Riprendersi è stato molto difficile. Le strade da prendere erano due. La prima era quella di smettere e di porre fine alla carriera. Ho scelto la seconda. Dopo aver riflettuto a lungo, ho scelto di riprovarci, lavorando sul convincimento che in quattro anni, con impegno dedizione e professionalità, sarei riuscito a mantenere un livello performante di altissima qualità. Mi sono detto: ” sai remare, dimostralo”! E ho proseguito. Poi la sfortuna mi ha cercato e trovato per bene: tre sale operatorie in undici mesi (di cui due con urgenza) hanno posto fine alla mia carriera.

Andrea Re triatleta.

Come il canottaggio e lo sport ti son serviti e ti servono nella quotidianità attuale fatta, come per tutti, da alti e bassi?

Se vogliamo il 1996 e le complicazioni che sono sopraggiunte tra il 1998 e il 1999, possono essere viste come una metafora della vita. Quando fai sport ad alto livello, senza dubbio vivi una realtà molto particolare. La realtà della vita con la sua quotidianità è tutta diversa. Grazie alla mia esperienza sportiva, la mia reazione agli alti e bassi, è la seguente: nelle fasi “down” penso a come lo sport mi abbia fortificato e come io abbia saputo reagire alle difficoltà; di conseguenza, coerentemente a com’ero quando remavo, reagisco e mi rialzo. Nelle fasi “up”, cerco di gustarmi la soddisfazione, senza esaltarmi e senza perdere di vista la strada da percorrere.

Facevi parte del gruppo delle Fiamme Oro mentre remavi e sei uno dei rari casi che non ha proseguito nella carriera militare una volta smesso con l’agonismo.
Come si fa a rendere consapevoli gli atleti che hanno doti fuori dal comune? Le stesse doti, competenze che spieghi durante le conferenze che organizzi o a cui partecipi, in cui parli di leadership, resilienza e perseveranza di cui le aziende sono alla disperata ricerca?

Secondo me gli sportivi di alto livello devono essere guidati e formati ad affrontare il mondo del lavoro durante la loro carriera; a fine carriera può subentrare un senso di svuotamento legato al fatto che per anni “sei stato il primo della classe” ed improvvisamente ti ritrovi in partenza ad una gara tutta diversa, per la quale l’atleta stesso può non essere preparato al meglio.

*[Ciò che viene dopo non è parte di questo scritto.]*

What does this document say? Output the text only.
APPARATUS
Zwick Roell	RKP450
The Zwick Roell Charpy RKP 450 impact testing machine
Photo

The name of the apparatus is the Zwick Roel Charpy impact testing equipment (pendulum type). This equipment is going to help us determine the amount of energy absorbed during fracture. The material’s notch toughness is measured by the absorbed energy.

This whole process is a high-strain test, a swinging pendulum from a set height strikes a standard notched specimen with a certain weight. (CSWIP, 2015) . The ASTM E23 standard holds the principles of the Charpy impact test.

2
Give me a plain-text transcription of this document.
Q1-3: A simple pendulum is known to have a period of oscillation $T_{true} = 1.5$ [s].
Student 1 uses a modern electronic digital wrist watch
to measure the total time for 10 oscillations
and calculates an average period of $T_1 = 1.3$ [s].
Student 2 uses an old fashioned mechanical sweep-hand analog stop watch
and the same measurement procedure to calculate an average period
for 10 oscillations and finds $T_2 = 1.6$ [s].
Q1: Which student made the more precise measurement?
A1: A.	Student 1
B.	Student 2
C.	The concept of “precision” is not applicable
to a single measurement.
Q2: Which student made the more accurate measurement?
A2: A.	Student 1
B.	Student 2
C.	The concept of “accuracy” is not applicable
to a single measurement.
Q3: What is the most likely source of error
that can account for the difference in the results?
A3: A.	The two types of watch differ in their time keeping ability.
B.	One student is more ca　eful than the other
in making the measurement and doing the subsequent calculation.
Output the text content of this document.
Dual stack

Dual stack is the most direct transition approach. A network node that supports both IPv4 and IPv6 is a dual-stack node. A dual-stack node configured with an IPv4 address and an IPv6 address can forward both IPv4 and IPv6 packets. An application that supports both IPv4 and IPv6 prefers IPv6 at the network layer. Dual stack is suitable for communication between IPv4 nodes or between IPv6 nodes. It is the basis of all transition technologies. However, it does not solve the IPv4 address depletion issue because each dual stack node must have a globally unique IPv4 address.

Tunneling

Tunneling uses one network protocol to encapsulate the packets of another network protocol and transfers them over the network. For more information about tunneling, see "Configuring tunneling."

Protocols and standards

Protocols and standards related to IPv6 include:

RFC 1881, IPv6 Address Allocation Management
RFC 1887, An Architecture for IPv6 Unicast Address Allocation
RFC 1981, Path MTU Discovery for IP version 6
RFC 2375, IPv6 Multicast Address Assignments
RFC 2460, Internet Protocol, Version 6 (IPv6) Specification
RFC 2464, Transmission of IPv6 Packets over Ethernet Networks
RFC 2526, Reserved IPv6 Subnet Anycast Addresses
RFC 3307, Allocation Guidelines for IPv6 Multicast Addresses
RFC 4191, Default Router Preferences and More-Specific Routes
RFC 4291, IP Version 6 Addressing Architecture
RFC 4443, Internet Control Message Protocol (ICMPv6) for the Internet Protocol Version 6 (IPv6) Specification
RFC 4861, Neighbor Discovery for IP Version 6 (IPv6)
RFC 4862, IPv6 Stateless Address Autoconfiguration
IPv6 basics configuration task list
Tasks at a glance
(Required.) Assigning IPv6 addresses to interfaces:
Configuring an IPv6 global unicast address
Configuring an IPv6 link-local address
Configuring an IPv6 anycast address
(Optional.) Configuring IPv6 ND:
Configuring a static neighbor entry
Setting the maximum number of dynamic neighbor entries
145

Le doti caratteriali, devono fare il pari con competenze acquisite o da acquisire, per potersi mettere in gioco con la determinazione e la consapevolezza da vero atleta. Insomma le sfide non finiscono con la fine della carriera agonistica, anzi ne possono iniziare delle altre.

Cosa diresti ad un ragazzo che sogna, allo stesso tempo, le Olimpiadi e un futuro lavorativo legato agli studi universitari fatti?

Ai giovani sportivi dico: allenatevi, imparate a dare tutto, a dare il massimo, a porvi grandissimi obiettivi, ma studiate. Lo studio è importante. Mentre ti alleni hai modo di concentrarti su te stesso e sulla tua formazione. Allenarsi e basta è pericoloso e limitante. Soprattutto se la carriera di un’atleta si protrae negli anni, è importante preoccuparsi della propria crescita personale non solo dal punto di vista caratteriale, ma anche in termini di formazione.

Personalmente posso dire che l’attività che sto facendo come consulente, dopo aver creato il mio marchio MULTISPOR3ining, è il risultato di un percorso di formazione e di studi che parte da lontano, e senza il quale non avrei avuto gli strumenti per realizzare quello che sto facendo, con le gratificazioni che sto ottenendo.

Un’ultima domanda. Come vedi questo ritorno al passato con i pesi leggeri esclusi dalle Olimpiadi?

Questa notizia mi da grande tristezza. L’inserimento dei pesi leggeri ha nel tempo dato slancio al movimento del canottaggio mondiale. La loro esclusione dai Giochi Olimpici dal mio punto di vista non produrrà risultati positivi.

Il canottaggio, dopo le Olimpiadi di Tokyo 2020, affronterà inevitabilmente un cambiamento radicale. Da una parte ragioni di gestione delle risorse e la necessità di rendere la disciplina più avvincente e fruibile, dall’altra la tradizione di uno sport tra i più antichi fatto di eleganza e storia. Basterà dire che la verità sta nel mezzo?